We’re talking shade, and their own bar, and air-conditioned trailers and ornate communal areas and crafts-service meals and handmade gifts from the promoters … and they’re not even there for one whole day most of the time. They’ve got hotels and whatnot.
Us, we could probably be consultants when the U.S. government decides to privatize refugee camps in Darfur.
Maybe the promoters assume we’re used to squalor because, well, we ARE used to it … but for an event that rumoredly makes a $23 million dollar profit, you’d think that we artists, providers of ALL the eye-candy on that giant field out there in Indio, could get our own shower trailer, or maybe a sink and a bar of soap.

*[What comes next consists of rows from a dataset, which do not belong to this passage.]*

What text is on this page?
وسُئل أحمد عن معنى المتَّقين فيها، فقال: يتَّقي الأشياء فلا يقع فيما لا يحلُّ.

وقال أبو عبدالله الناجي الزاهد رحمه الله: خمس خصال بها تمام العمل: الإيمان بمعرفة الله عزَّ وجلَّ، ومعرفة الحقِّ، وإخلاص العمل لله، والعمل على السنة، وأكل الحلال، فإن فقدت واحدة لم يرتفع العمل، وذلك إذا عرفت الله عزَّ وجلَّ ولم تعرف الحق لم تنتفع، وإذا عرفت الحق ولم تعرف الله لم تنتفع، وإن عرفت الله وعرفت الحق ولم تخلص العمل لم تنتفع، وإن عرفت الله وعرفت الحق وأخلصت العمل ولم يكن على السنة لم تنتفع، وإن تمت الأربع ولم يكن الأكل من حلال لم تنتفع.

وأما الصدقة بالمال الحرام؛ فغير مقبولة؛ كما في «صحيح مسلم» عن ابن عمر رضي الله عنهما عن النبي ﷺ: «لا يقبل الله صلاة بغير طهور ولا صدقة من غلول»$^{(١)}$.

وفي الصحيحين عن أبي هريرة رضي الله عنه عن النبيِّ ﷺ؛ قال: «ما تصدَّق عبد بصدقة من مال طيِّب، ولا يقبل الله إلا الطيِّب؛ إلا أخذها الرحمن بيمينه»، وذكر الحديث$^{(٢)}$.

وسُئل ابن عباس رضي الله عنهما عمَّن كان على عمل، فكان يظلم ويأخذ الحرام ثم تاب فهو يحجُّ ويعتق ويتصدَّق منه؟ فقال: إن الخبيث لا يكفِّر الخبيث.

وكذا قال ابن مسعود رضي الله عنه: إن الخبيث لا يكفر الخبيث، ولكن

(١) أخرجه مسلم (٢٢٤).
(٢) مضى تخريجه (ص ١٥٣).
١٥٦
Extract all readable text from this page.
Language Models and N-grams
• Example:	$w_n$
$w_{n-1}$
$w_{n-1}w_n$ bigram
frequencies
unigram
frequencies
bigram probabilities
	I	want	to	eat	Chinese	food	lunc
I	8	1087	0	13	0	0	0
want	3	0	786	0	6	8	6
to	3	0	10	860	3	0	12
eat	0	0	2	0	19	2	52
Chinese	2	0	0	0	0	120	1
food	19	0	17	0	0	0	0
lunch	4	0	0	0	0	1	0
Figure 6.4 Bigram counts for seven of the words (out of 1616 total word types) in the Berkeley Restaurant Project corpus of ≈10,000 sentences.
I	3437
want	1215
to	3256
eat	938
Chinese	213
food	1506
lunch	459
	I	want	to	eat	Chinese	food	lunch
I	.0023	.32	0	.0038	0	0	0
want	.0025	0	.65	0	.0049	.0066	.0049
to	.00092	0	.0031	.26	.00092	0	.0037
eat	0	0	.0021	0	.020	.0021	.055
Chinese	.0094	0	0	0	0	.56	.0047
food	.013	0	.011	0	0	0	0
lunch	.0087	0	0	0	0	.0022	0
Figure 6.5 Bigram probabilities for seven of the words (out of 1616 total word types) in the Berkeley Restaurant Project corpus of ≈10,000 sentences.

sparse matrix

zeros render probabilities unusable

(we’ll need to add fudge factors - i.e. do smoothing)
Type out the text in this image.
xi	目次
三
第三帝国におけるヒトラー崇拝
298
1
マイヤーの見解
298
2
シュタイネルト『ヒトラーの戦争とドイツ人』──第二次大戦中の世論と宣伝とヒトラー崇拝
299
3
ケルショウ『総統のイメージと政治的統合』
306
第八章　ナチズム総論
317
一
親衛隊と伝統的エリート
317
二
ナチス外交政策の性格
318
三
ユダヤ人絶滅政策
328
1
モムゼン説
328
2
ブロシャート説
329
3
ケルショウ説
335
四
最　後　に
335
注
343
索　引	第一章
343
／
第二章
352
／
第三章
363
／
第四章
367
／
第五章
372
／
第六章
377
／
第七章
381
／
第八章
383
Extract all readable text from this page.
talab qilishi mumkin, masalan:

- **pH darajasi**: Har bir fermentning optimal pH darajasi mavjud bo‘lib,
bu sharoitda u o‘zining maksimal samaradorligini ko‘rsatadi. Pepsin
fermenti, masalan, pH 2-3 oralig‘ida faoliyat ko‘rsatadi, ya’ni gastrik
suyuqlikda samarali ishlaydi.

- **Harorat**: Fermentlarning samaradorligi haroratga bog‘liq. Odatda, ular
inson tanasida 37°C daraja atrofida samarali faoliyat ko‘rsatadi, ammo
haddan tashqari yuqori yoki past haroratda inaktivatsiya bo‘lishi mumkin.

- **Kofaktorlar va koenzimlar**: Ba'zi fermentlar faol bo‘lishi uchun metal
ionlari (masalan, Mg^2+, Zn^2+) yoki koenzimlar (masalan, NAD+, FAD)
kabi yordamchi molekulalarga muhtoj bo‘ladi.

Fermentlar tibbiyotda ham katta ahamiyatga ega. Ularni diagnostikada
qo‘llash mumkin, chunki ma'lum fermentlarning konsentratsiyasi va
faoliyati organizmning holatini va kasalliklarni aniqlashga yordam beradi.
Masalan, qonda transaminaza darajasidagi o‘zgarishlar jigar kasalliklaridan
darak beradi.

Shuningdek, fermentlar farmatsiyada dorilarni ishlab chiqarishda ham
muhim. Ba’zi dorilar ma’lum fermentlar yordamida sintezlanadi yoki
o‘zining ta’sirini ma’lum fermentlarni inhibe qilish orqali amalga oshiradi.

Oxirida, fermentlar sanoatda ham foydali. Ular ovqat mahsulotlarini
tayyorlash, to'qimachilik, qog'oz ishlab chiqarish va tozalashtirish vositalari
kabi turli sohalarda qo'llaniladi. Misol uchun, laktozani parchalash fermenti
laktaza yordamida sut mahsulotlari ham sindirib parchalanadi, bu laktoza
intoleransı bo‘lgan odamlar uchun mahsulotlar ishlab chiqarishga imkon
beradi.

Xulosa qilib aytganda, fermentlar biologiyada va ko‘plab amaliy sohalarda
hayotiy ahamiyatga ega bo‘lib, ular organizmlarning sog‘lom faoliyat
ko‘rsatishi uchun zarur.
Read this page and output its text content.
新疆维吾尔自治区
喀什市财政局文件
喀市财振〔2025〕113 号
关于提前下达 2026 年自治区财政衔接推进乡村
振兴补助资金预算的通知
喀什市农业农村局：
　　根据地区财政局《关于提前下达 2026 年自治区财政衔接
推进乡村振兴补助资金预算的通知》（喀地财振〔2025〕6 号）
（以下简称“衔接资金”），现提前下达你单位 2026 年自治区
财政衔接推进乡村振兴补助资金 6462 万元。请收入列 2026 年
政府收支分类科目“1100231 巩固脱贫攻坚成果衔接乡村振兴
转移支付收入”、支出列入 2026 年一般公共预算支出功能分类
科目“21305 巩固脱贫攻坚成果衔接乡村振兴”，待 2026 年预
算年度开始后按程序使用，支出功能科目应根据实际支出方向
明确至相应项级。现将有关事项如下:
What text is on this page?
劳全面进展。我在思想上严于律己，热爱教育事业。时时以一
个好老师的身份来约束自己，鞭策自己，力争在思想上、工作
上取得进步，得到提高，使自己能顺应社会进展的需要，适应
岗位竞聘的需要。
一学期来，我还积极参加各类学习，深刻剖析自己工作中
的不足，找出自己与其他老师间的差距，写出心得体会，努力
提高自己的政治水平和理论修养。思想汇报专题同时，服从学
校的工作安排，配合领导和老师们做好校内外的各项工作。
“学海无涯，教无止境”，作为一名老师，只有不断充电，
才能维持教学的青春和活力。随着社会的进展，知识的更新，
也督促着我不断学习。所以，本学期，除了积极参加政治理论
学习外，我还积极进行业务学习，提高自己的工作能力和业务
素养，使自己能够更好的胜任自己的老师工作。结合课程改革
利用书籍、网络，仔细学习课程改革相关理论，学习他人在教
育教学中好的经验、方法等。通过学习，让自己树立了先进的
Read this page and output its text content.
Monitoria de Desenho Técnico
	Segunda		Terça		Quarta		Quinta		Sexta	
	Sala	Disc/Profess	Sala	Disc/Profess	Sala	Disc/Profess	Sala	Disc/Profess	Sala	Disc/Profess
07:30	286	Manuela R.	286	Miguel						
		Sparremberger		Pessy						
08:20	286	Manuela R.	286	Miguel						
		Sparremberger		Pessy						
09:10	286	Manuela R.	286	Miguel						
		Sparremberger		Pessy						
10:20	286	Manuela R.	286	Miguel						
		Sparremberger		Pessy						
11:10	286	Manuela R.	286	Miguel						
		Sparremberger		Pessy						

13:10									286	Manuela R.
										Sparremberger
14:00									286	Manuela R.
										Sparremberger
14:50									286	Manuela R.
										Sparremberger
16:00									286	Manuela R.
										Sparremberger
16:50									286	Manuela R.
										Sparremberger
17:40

Whether because of cost-cutting or oversight, the promoters saved on portajohn-cleaning fees, and then spent more on the hospital bills for those who got treated for staph infections as a result of blah blah bitch bitch bitch. See? Not funny.
HOWEVER! We’re exceedingly proud that many of our good friends, and good friends once removed, were pretty much solely responsible for the visual entertainment at America’s biggest rock’n’roll festival. GO TEAM!
Now. We’re going out to dinner in the misty California night to have someone else make us food and take care of the dishes.
And if there’s a fly in our soup, we’ll just eat it. Whatever.